By popular demand of my two most faithful readers, here is the second part of Arphaxad's story:
My parents were very pious fish who did not believe in eating their eggs – I was one of six hundred siblings – and they had each of us emerged right after we hatched. I dutifully learned all my prayers (the Hail Marlin, the Our Fish, and the Piscine Creed), the names of all twelve Albacores, and the doctrine of the Holy Trinity: Great Carp, Son of Carp, and Holy Current. I always wore a drying rack with a corpus carpi on it because the Son of Carp had allowed himself to be lifted up on a drying rack to dry away our sins, and I prayed for the souls of the fish in the Marsh, that they would soon be welcomed into the Sea of Stars. The angelfish who taught me in my youth assumed I would someday grow up to be an angelfish too, but I secretly wanted to be a manta. However, only boy fish could be mantas.
We were not terribly wealthy; Mother said there was some koi on her side of the family, but Father’s fish were just poor carp from the other side of river who came over during the Algae Famine. Still, we always had enough. I had a happy fryhood, playing with all the other small fry in our lake, being taught by the angelfish during the week, and going to the reef on Sundays. I told my parents that I wanted to go to Venice someday, but they figured this was just a fingerling dream that I would soon outgrow.
“Isn’t Venice near where the Polycarp lives?” I wondered. “Then I could go see the Polycarp AND Venice!” (There have been many fish called Polycarp; the first one was the head Albacore.)
Mother and Father just smiled indulgently and said yes, maybe someday I could go visit Venice and see the Polycarp too, but not while I was such a small fish.

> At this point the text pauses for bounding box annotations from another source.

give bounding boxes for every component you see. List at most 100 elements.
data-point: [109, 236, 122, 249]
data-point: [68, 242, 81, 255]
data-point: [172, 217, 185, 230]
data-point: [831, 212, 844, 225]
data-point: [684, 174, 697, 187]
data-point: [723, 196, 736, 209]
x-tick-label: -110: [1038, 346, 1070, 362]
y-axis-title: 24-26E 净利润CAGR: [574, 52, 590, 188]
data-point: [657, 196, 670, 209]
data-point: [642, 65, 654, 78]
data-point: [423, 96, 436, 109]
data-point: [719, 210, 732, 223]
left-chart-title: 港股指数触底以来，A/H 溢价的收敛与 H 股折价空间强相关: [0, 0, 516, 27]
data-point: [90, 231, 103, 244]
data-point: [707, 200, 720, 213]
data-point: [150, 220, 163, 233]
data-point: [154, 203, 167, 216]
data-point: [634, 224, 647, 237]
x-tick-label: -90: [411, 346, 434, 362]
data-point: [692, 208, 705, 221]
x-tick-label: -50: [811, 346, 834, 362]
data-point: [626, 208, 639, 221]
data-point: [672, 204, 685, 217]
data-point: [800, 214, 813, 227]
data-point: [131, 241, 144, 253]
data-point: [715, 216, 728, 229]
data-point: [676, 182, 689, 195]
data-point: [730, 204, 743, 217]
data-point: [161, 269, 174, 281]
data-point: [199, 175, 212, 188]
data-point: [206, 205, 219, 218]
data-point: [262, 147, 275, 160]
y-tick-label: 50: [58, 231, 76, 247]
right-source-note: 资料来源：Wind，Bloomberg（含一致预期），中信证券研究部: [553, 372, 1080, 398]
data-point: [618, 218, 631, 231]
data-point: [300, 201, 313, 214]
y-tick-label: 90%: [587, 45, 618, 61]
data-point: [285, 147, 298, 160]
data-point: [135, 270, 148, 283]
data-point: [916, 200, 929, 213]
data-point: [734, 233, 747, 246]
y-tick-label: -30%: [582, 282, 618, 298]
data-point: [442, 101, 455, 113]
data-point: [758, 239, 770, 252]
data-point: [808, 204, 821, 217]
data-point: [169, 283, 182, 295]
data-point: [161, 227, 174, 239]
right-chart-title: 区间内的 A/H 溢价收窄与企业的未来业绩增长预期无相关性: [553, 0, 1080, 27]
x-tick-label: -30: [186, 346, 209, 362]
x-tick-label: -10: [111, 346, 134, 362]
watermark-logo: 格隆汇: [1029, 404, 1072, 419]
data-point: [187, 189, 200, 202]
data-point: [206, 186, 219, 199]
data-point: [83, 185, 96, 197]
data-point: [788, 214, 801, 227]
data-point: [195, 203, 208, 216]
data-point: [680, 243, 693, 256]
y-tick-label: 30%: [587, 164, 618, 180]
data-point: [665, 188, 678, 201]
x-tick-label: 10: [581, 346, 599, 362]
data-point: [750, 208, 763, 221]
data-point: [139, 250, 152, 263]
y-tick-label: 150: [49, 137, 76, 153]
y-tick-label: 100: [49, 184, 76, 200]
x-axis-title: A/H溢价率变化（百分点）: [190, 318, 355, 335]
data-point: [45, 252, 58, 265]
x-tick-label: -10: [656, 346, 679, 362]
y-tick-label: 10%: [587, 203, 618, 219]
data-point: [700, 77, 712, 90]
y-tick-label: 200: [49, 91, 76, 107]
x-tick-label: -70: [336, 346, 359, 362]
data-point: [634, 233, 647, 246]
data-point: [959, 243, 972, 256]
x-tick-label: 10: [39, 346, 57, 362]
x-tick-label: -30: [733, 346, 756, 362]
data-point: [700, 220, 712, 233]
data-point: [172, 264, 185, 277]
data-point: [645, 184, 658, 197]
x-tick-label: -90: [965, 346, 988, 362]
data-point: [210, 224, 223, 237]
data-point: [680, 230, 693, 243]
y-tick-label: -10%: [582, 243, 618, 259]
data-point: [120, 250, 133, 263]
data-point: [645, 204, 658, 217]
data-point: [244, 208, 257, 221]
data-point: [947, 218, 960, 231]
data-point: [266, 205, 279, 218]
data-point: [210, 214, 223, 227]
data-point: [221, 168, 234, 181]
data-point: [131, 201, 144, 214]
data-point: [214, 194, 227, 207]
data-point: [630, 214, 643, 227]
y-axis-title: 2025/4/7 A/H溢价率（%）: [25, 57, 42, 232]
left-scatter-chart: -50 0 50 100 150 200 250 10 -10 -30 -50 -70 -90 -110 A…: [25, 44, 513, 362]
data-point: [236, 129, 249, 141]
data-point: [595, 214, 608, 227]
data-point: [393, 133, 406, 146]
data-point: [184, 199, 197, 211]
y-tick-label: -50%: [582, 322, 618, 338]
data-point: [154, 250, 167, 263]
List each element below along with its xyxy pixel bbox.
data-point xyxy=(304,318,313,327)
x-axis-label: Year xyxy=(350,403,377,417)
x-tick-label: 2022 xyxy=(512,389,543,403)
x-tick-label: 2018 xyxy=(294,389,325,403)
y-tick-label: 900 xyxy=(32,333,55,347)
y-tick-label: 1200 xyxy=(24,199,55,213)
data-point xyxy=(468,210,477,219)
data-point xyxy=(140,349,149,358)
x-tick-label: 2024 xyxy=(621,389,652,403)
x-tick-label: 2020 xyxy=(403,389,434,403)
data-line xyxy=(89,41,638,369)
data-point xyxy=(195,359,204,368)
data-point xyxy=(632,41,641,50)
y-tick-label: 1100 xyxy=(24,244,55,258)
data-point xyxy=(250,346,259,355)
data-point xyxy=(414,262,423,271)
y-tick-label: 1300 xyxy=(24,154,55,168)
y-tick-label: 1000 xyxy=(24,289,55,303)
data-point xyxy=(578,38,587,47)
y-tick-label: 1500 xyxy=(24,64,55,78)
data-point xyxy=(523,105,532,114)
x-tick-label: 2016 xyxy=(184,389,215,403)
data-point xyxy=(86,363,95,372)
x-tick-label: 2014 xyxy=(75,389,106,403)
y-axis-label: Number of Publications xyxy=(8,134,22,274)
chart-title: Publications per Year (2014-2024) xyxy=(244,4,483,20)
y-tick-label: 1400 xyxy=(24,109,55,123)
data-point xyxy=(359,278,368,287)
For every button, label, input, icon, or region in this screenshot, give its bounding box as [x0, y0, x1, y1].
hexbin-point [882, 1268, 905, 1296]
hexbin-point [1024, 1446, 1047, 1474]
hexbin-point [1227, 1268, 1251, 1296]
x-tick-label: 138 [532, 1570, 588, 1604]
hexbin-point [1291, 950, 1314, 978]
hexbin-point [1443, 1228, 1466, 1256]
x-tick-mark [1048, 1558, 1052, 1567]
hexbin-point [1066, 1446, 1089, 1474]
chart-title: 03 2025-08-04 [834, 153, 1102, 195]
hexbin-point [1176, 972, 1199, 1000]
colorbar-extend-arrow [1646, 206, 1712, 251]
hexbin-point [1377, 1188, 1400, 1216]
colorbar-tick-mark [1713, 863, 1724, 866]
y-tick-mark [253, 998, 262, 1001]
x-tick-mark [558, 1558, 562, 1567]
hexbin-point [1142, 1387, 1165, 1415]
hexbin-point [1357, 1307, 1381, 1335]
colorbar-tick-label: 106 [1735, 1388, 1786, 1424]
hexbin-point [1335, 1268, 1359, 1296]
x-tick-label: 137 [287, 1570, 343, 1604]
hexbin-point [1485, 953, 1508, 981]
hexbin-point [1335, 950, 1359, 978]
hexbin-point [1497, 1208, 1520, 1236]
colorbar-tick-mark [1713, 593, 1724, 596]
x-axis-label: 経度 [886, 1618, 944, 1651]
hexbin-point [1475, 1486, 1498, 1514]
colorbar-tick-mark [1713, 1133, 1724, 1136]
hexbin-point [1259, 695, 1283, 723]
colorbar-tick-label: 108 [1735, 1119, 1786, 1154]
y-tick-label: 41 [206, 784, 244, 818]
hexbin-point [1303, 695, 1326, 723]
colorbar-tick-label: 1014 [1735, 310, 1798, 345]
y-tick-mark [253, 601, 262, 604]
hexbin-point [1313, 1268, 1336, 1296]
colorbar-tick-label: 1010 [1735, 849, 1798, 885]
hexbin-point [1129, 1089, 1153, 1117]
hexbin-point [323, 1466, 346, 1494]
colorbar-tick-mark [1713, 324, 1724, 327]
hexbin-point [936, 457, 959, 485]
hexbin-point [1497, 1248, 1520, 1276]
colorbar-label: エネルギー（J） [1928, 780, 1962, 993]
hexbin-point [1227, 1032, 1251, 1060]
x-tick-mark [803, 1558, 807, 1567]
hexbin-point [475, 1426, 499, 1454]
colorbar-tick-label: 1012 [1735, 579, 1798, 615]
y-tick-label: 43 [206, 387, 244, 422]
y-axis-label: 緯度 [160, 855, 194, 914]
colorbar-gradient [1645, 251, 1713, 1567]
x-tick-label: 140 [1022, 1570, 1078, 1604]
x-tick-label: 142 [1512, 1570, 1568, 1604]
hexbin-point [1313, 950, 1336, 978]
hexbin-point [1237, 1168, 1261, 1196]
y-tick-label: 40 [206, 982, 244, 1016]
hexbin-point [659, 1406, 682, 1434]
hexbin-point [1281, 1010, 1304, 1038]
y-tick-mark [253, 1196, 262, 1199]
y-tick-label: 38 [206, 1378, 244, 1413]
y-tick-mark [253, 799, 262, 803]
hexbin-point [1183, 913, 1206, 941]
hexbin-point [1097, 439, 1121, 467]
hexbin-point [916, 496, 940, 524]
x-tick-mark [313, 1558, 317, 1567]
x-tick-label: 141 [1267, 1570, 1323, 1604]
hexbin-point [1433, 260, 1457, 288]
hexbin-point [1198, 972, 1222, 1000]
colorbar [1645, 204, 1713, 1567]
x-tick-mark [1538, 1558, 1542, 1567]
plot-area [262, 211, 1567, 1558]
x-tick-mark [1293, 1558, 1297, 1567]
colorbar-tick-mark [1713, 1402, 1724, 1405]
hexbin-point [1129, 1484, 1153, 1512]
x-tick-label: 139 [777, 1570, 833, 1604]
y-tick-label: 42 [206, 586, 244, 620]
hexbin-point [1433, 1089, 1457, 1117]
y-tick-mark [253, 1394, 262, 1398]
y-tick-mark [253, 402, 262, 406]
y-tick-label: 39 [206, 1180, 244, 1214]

As time passed, I lost interest in going to the reef. I got my gills pierced and smoked seaweed down by the old mill with the tougher young fish. Any thoughts of being an angelfish left me, but I did still want to visit Venice. However, my father said young fish belonged in schools, not off swimming across the ocean, and although I argued that I was now full grown, he was not persuaded. Off to a school I went, and my dreams of visiting Venice would have to wait until I returned with a degree in fin.